There are some secret form factors that I cannot tell you about. We’re working with pretty much all of them, from OpenAI to Meta. You have different things that people wear—glasses is the easiest one to understand, but also jewelry, pins, and pendants.
For example, you’ll be walking around with glasses, and you’re going to see something you really like. You’ll say, “I’d like to buy this. How much is it on Amazon?” Or, “Can you render how I’m going to look with this on?” It’s going to be a different kind of low-friction experience, and workloads are going to start to shift. Certain things you’re going to do with an agent.
Which company is best positioned to be the Apple of AI devices?
With wearables, you have a mix of fashion and technology. Eyewear companies, for example, can become technology companies—and their valuations are going to expand, because you’re still going to be buying a fashion device.
Would you believe a consumer electronics company will make one pair of glasses that everyone wears? Or will people pick the brand they want? You’re going to see more things that we wear becoming smart, and it’s going to create a new set of players. One thing I can tell you with precision is that in every new generation of wireless, the players change as the industry changes. So I think we’re going to see that again.
AI devices will be more horizontal with less concentration, because not everybody wears the same clothes or the same glasses. The key thing is going to be the control point. Where it used to be the operating system and the app store, that’s now going to be agents. There will be new classes of devices that you’re going to use with your agent of choice.

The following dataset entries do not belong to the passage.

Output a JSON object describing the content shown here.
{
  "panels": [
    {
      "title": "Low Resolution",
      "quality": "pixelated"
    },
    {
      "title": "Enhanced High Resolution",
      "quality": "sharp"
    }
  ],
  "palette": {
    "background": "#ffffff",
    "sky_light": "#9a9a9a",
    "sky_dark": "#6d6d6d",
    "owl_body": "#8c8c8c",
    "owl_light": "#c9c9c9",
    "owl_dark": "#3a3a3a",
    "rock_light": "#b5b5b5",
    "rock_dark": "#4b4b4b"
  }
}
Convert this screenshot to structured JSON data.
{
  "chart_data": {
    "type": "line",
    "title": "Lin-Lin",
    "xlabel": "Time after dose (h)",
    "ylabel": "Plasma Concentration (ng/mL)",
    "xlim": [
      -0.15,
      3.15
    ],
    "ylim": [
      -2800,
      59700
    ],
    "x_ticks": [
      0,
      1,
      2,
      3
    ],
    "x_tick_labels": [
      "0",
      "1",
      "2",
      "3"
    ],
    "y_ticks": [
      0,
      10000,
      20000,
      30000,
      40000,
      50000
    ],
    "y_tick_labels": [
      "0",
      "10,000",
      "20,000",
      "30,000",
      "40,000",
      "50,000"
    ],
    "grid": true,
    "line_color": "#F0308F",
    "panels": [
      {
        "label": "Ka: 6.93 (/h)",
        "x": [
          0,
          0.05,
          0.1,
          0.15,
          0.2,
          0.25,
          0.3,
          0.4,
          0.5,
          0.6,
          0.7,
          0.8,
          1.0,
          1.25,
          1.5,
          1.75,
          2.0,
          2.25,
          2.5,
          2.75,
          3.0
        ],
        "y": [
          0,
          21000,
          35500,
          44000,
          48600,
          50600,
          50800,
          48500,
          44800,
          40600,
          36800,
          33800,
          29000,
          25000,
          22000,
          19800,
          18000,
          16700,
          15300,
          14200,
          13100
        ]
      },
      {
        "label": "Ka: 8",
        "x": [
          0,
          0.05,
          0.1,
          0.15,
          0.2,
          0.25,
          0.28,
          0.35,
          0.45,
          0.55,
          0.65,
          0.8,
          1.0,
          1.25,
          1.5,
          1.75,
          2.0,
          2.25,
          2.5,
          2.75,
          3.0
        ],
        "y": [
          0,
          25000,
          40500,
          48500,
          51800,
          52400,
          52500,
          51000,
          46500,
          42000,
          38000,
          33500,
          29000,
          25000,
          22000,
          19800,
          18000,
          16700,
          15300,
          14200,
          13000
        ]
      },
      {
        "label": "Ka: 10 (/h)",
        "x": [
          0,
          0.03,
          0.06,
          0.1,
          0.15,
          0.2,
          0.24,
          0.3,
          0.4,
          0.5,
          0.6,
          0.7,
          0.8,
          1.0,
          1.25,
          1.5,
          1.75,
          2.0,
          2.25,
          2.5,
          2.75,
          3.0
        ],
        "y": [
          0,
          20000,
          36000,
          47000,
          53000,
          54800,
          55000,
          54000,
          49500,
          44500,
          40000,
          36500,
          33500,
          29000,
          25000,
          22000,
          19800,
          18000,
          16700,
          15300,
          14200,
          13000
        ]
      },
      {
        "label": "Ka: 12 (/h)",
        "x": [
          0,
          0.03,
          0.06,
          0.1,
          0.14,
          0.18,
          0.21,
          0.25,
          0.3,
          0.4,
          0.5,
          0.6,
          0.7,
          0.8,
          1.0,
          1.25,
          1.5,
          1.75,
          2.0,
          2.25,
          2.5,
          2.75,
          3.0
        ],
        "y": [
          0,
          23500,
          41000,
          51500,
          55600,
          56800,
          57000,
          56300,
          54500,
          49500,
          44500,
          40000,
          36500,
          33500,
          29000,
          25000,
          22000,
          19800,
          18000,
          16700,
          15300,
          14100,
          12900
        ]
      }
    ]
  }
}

This is also going to further separate who should be the custodians of all this personal data. Who are the trusted companies, and who are not?
Is society ready for always-streaming AI devices?
I am not one of those that think AI is going to be better than humans. I look at AI as a very powerful tool. [Like all technology,] it can be misused. But it’s going to be probably as big of a change as when the internet arrived—and we survived that.
The question of trust, and which companies deserve access to the trove of data that the 6G era will generate, will be the battleground for the next decade. The future winner won’t just be the one with the best product. It will be the one consumers and enterprises trust to let into the most intimate parts of their daily lives, ultimately replacing the device they can’t imagine living without today.